“Ever since I got injured, I’ve had more pride in the uniform and understand that if you get knocked down, you have to get right back up.”
- PO3 Chase Speed
Face of Defense: Wounded Corpsman Returns to Action
By Marine Corps Sgt. James Mercure
Regimental Combat Team 6, 1st Marine Division
FORWARD OPERATING BASE WHITEHOUSE, Afghanistan, April 6, 2012 – Navy Petty Officer Third Class Chase Speed still has the blood-soaked belt he was wearing when an insurgent put a bullet through it last year.
Speed, a native of Orangeburg, S.C., was serving as a corpsman with Charlie Company, 1st Battalion, 8th Marine Regiment, the day his platoon was inserted by helicopter into Jahazi, a small town that was a hotbed for insurgent activity.
“I saw guys watching us from the tree line and from a compound to our southeast. A fire-team element of military-age males went into the same compound so we knew our position was about to get attacked,” Speed said. “Sure enough, we started to take fire from the compound, and our staff sergeant yelled to take cover, and then we began to engage them. As we were bounding to a different compound, I got hit and kept running another 50 meters. I got on the ground facing the enemy and kept firing to protect my guys.”
Suffering from a deep laceration in his right hip, while consistently receiving automatic weapons fire from the insurgents, Speed heard his staff sergeant yell, “Corpsman up!”

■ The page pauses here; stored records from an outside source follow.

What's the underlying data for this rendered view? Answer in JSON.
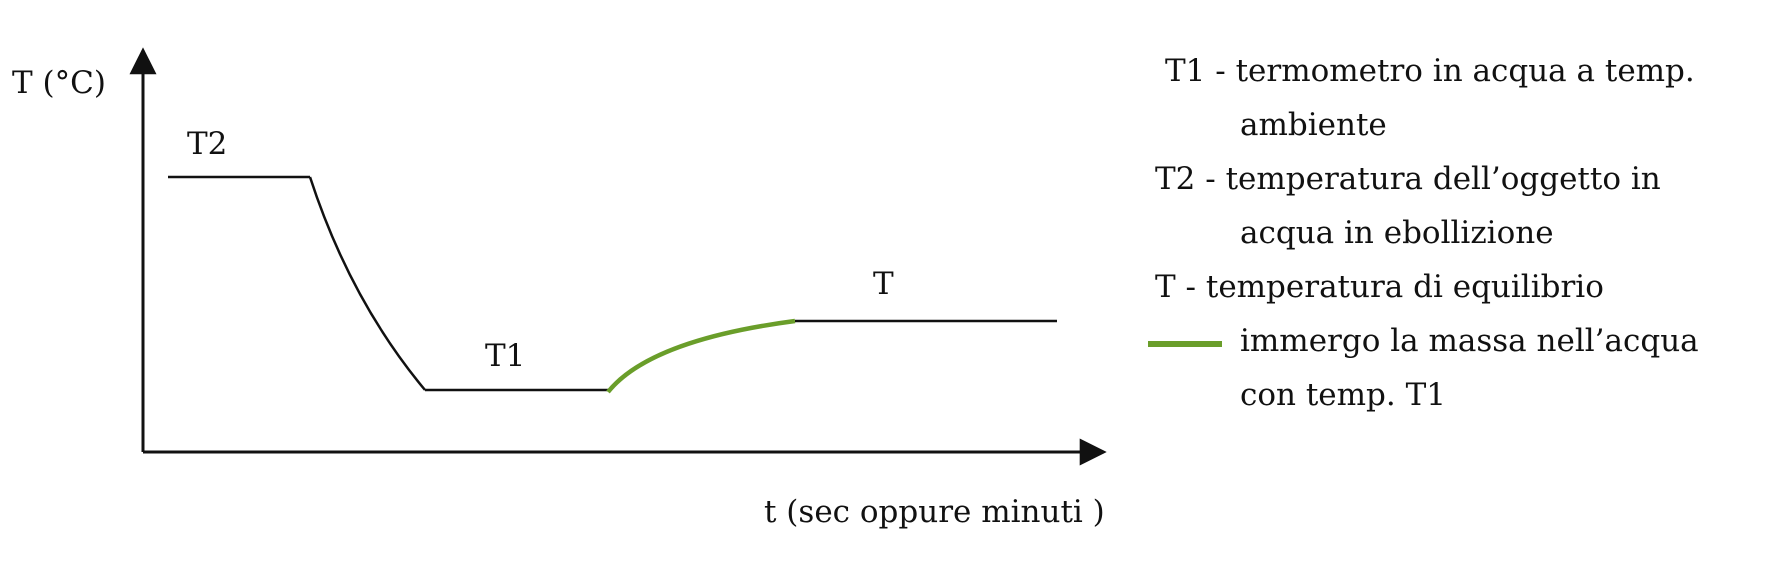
{
  "diagram": {
    "y_axis_label": "T (°C)",
    "x_axis_label": "t (sec oppure minuti )",
    "curve_labels": {
      "t2": "T2",
      "t1": "T1",
      "t": "T"
    },
    "colors": {
      "line": "#111111",
      "immersion_curve": "#6a9e2a"
    }
  },
  "legend": {
    "t1_line1": "T1 - termometro in acqua a temp.",
    "t1_line2": "ambiente",
    "t2_line1": "T2 - temperatura dell’oggetto in",
    "t2_line2": "acqua in ebollizione",
    "t_line": "T - temperatura di equilibrio",
    "green_line1": "immergo la massa nell’acqua",
    "green_line2": "con temp. T1"
  }
}
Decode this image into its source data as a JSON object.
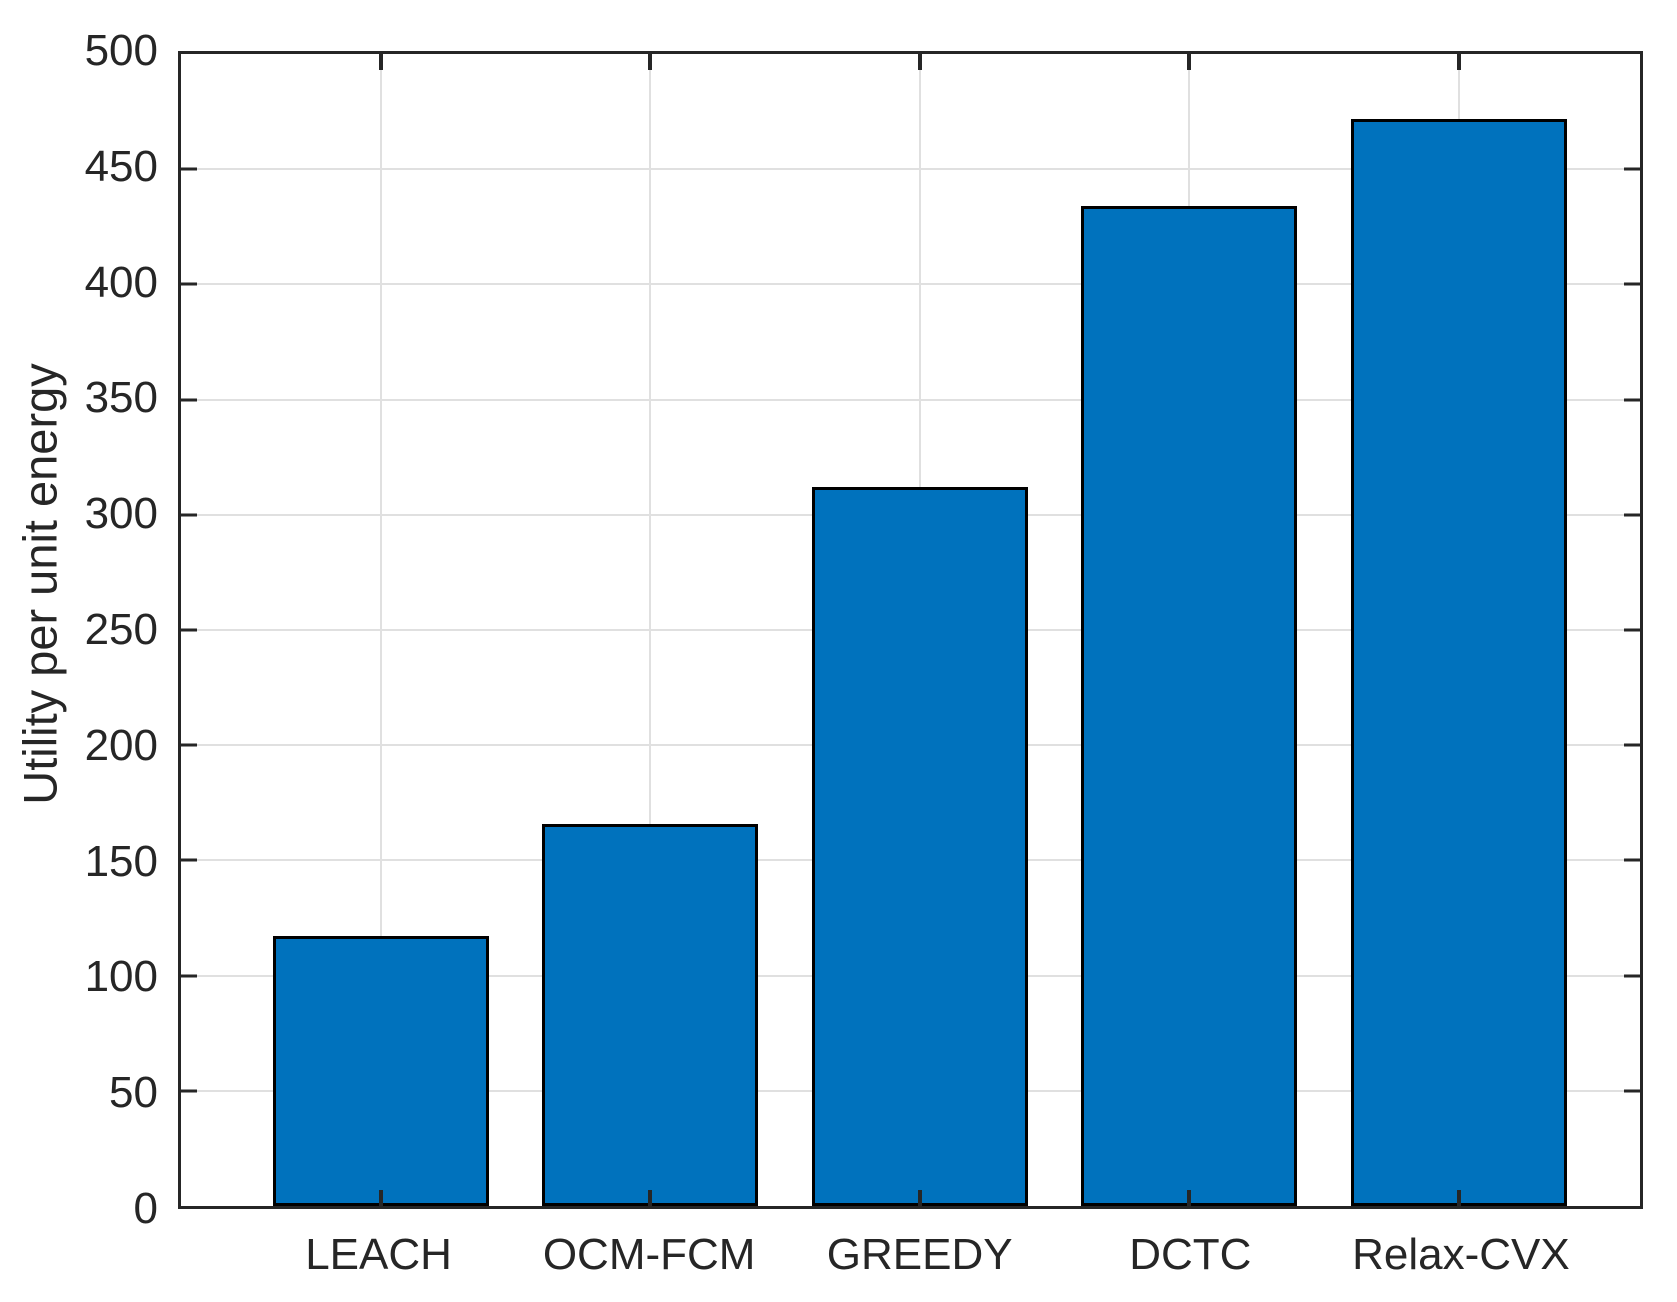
{
  "chart_data": {
    "type": "bar",
    "categories": [
      "LEACH",
      "OCM-FCM",
      "GREEDY",
      "DCTC",
      "Relax-CVX"
    ],
    "values": [
      117,
      166,
      312,
      434,
      472
    ],
    "title": "",
    "xlabel": "",
    "ylabel": "Utility per unit energy",
    "ylim": [
      0,
      500
    ],
    "ytick_step": 50,
    "yticks": [
      0,
      50,
      100,
      150,
      200,
      250,
      300,
      350,
      400,
      450,
      500
    ],
    "grid": "on",
    "legend_position": "none",
    "series_count": 1,
    "colors": {
      "bar_fill": "#0072BD",
      "bar_edge": "#000000",
      "axis_box": "#262626",
      "grid_line": "#E0E0E0",
      "tick_mark": "#262626",
      "tick_label": "#262626",
      "background": "#FFFFFF"
    }
  }
}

“I half ran, half limped to the Marine we thought was in trouble,” Speed said. “I checked him out, and he didn’t have any apparent injuries, so we busted into a nearby compound. I told him, ‘I think I got shot in the [butt].’ We both laughed about that in the middle of the firefight.”
Once inside the compound, Speed was able to check his wounds and begin to apply first aid.

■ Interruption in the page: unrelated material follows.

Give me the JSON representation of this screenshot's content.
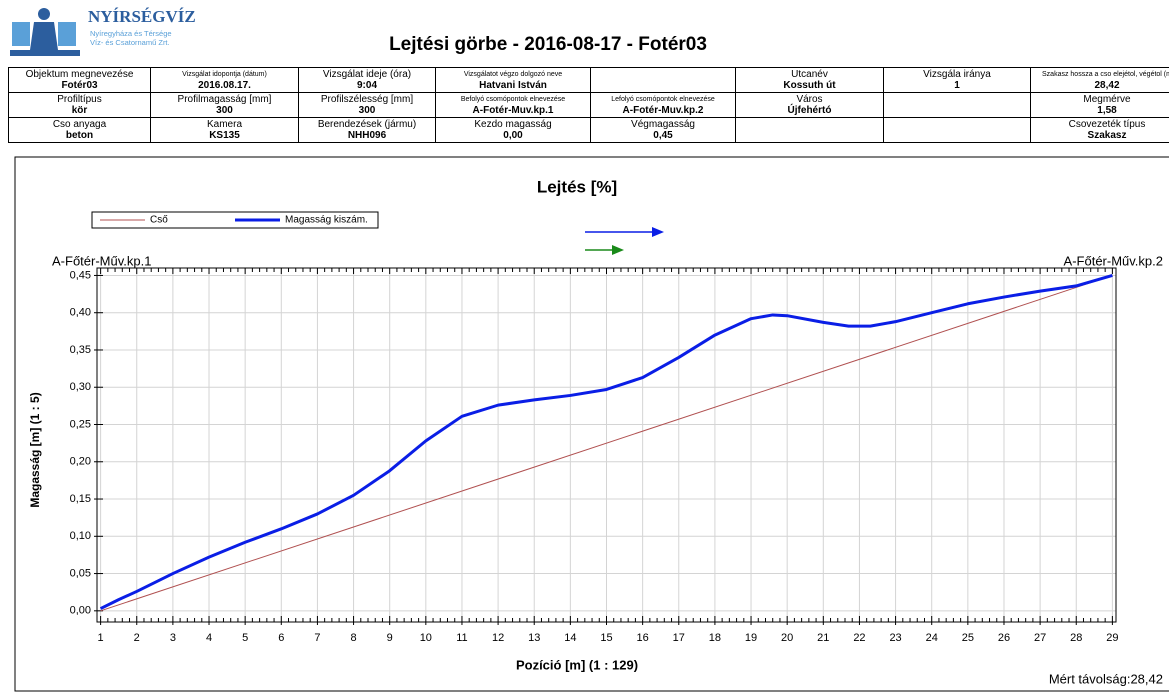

“I looked down and saw I had an entrance wound near the base of my spine, and the exit wound was coming out of my right hip,” he said. “Luckily, the bullet cauterized the wound, so there wasn’t as much bleeding as there could have been.”

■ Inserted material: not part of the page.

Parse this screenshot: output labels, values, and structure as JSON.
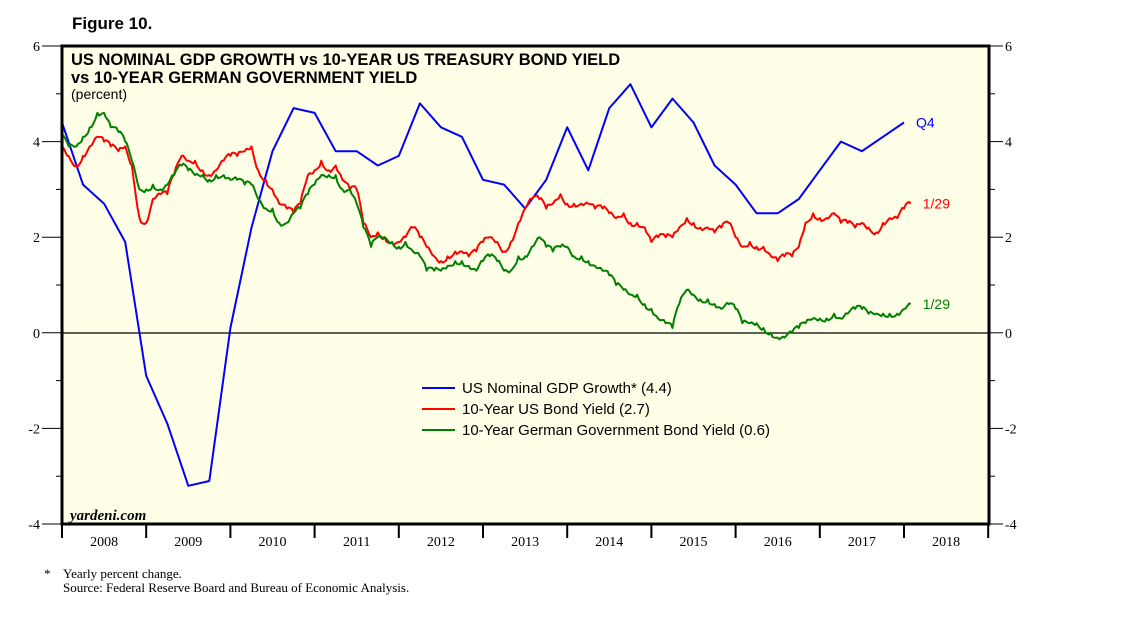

After the Marines called for a medical evacuation for their ‘Doc,’ his right leg had gone numb. He could no longer walk without help.
“A sergeant had to help me get to the bird as it was coming in. I hadn’t taken any of the meds I was carrying in case my Marines got hurt worse than me,” Speed said. “So I was glad when the crew chief gave me something to dull the pain when I got on the helicopter.”
After several operations and two weeks of recovery at Camp Bastion, ‘Doc’ Speed returned to his unit, which was still engaged in the fight.
“The day he got back he was still smiling and as happy-go-lucky as ever,” said Navy Petty Officer 1st Class Gerald Brant Jr., an independent duty corpsmen who worked with Speed last year and during his current deployment. “It was like getting shot didn’t affect him. He still went on patrols with his Marines and still kept up like nothing happened to him.”
Throughout the whole ordeal, Speed has stayed positive, setting his sights on continuing his career in the Navy.
“Ever since I got injured, I’ve had more pride in the uniform and understand that if you get knocked down, you have to get right back up,” the Purple Heart Medal recipient said. “I get sharp pains every now and then, but it doesn’t slow me down a bit. I still keep up with my guys, and I keep pushing forward no matter what, because my Marines count on me, and I will be there for them.”
Speed is serving as a corpsman with Police Advisor Team 2, 1st Bn., 8th Marines, and he said he plans on becoming a naval officer as a critical care nurse after returning from his current deployment.